Et ce n'est la même miséricorde dont parle le pape?
- Non, Dieu nous aime même quand nous faisons des erreurs, mais il nous demande de changer vraiment nos vies par le repentir, la prière et la pénitence. Il ne change pas sa loi, car il ne peut y avoir aucune complaisance avec l'erreur. L'Eglise a toujours distingué le péché et le pécheur, mais ..

Mais?
- Mais elle n'a jamais caressé le pécheur, le confirmant dans son péché, elle n'a jamais défendu un pécheur, elle n'a jamais justifié «les chrétiens qui sont dans l'erreur».

Et elle n'a pas aboli le péché ...
- En effet, la miséricorde opère jusqu'à la dernière seconde de la vie, ensuite il y a le jugement.

Et alors, les tribunaux qui jugent avec miséricorde...?
- Mais qu'est-ce que cela signifie? Les tribunaux doivent juger selon la justice.

L'Année Sainte, à quoi servira-t-elle?
- Comme tous les événements religieux de cette Église, dans laquelle prévaut actuellement l'aspect mondain et médiatique, elle servira à vendre un gadget: elle servira à répandre la miséricorde à prix réduit; à justifier la reddition et l'accord avec le monde. Une tactique habile et intelligente: l'Année Sainte sera déférée aux diocèses et aux paroisses, le message sera ainsi ancré dans le territoire.

Risque-t-on un schisme, comme certains l'ont déjà mentionné?
C'est le cardinal Muller lui-même qui en a évoqué le spectre lors d'une visite en Allemagne. Et cela me semble un scénario plus que réaliste, parce que le schisme existe, il est déjà en acte. Qu'il y ait deux églises, c'est évident. J'attends pour un pasteur qui ait à cœur la véritable Église, celle catholique, apostolique et romaine, et porte à la lumière, avec autorité, ce que les fidèles éprouvent déjà sur leur peau.

Mais dans l'Eglise italienne, quelle est la situation? Au printemps, le Corriere della Sera avait parlé de nombreux évêques, la majorité, qui, dans leur cœur, seraient plutôt opposés à la prédication de François.
- Je n’ai pas d'éléments pour le confirmer.

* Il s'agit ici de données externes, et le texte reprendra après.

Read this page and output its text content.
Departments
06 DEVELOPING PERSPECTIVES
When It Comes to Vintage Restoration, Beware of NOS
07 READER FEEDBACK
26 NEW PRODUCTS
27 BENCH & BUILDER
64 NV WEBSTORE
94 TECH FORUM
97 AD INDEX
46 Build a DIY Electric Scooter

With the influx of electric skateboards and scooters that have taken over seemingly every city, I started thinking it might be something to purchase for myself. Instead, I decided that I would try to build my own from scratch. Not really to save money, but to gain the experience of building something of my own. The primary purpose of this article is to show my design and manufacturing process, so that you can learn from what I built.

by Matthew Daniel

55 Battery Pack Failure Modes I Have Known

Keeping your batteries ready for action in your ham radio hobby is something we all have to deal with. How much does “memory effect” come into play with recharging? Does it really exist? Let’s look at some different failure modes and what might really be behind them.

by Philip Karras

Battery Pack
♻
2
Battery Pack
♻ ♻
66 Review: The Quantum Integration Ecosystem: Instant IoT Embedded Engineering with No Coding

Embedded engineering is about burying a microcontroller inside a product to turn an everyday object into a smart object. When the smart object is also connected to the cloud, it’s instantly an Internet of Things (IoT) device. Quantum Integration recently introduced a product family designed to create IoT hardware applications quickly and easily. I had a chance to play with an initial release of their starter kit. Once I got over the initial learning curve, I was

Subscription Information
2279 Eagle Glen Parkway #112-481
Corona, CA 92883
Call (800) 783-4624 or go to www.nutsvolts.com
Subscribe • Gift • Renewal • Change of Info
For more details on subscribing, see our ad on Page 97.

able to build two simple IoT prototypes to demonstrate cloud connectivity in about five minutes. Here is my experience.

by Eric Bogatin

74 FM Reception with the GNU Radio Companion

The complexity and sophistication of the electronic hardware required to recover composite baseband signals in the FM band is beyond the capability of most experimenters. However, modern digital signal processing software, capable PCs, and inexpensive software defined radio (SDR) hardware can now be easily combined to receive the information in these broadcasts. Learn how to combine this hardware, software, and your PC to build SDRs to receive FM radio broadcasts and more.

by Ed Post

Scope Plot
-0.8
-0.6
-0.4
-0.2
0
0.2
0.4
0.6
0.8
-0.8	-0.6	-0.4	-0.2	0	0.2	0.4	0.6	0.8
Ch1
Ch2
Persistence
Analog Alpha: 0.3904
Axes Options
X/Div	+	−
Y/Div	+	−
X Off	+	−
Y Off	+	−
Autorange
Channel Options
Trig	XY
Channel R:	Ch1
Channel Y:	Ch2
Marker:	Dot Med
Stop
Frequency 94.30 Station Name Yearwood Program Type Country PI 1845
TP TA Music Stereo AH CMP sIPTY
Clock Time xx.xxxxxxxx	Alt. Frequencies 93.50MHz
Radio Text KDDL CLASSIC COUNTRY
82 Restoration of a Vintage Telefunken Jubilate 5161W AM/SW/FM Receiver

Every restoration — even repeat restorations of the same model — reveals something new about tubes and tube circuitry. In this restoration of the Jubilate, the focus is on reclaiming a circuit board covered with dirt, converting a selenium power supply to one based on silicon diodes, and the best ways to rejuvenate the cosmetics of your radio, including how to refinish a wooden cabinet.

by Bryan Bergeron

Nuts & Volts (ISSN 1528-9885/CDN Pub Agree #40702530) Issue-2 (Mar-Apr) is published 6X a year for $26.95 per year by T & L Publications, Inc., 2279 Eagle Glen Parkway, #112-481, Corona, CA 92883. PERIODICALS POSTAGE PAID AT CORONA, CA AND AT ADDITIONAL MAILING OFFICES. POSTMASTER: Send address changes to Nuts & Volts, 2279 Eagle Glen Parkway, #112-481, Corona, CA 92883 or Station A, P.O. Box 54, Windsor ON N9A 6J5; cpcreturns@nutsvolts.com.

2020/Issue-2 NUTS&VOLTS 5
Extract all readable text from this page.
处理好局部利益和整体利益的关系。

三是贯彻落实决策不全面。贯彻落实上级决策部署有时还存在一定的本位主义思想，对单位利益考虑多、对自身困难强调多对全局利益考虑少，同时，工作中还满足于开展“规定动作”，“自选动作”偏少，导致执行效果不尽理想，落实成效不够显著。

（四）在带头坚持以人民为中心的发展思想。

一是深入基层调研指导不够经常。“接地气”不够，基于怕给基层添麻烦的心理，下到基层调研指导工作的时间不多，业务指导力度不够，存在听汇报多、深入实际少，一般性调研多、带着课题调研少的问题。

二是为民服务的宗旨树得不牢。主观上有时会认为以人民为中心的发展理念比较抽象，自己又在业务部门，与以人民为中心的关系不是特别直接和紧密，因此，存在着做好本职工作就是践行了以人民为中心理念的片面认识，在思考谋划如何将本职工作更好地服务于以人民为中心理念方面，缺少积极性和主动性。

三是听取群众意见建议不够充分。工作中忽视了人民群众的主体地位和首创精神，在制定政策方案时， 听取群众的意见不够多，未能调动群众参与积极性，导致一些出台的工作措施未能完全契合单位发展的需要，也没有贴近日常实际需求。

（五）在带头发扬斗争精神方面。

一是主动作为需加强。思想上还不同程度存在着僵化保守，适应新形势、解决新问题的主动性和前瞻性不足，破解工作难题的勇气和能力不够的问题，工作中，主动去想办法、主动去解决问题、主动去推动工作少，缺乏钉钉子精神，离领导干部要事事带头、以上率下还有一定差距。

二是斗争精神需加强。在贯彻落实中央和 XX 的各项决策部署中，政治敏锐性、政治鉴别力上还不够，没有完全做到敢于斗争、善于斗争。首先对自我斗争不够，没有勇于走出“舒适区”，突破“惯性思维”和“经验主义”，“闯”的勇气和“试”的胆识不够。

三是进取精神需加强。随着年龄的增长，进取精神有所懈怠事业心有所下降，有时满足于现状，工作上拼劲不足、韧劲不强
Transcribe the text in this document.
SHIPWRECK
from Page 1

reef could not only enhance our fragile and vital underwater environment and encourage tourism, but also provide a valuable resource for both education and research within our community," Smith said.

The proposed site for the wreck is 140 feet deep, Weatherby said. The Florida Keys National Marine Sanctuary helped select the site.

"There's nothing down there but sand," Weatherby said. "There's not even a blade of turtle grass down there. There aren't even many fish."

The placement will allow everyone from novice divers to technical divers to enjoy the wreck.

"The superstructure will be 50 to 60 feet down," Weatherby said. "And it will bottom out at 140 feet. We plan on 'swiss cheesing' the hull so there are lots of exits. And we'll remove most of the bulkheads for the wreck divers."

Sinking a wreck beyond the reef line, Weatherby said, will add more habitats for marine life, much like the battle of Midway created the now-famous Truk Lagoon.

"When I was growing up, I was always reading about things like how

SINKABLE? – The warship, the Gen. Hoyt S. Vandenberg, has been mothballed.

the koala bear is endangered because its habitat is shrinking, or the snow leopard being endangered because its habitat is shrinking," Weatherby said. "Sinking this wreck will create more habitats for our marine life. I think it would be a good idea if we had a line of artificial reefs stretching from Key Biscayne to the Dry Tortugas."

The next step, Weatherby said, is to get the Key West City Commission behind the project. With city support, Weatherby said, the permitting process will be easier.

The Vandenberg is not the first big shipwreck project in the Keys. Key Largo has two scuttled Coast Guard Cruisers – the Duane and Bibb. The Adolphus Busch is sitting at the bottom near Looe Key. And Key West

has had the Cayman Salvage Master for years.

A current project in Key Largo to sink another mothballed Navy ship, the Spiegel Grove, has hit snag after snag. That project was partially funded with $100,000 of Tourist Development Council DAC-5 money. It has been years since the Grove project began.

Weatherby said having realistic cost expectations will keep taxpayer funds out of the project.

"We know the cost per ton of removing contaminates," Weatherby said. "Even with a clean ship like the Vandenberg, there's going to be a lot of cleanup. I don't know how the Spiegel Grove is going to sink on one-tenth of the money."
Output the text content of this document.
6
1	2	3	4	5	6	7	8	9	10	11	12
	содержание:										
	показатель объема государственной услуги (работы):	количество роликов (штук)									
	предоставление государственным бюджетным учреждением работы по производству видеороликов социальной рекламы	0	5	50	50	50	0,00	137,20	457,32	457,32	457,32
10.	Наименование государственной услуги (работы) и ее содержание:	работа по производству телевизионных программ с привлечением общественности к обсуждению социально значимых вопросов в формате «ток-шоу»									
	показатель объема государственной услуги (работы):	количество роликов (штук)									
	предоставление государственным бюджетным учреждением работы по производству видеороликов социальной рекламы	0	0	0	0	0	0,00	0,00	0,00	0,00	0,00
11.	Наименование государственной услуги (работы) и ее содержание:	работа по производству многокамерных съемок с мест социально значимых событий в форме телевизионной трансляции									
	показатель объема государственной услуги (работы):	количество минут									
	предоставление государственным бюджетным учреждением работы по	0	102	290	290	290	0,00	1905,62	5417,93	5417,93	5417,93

Bien sûr, dans beaucoup de diocèses, ils sont inquiets, mais surtout pour les retombées pratiques de certains actes, comme par exemple pour ce que les tribunaux diocésains devront gérer après ce Motu Proprio dont nous avons parlé. Certainement pas pour ce qu'il y a derrière.

Et dans les paroisses?
- Je trouve beaucoup de prêtres et aussi des religieux de congrégations peu soupçonnables de sympathie pour le traditionalisme, qui ressentent tous le changement radical et douloureux, sur le plan moral, imposé par ce pontificat. Ce sont surtout ceux qui sont beaucoup au confessionnal et sentent ce que cette ouverture provoque parmi les fidèles. Elle a déclenché le pire.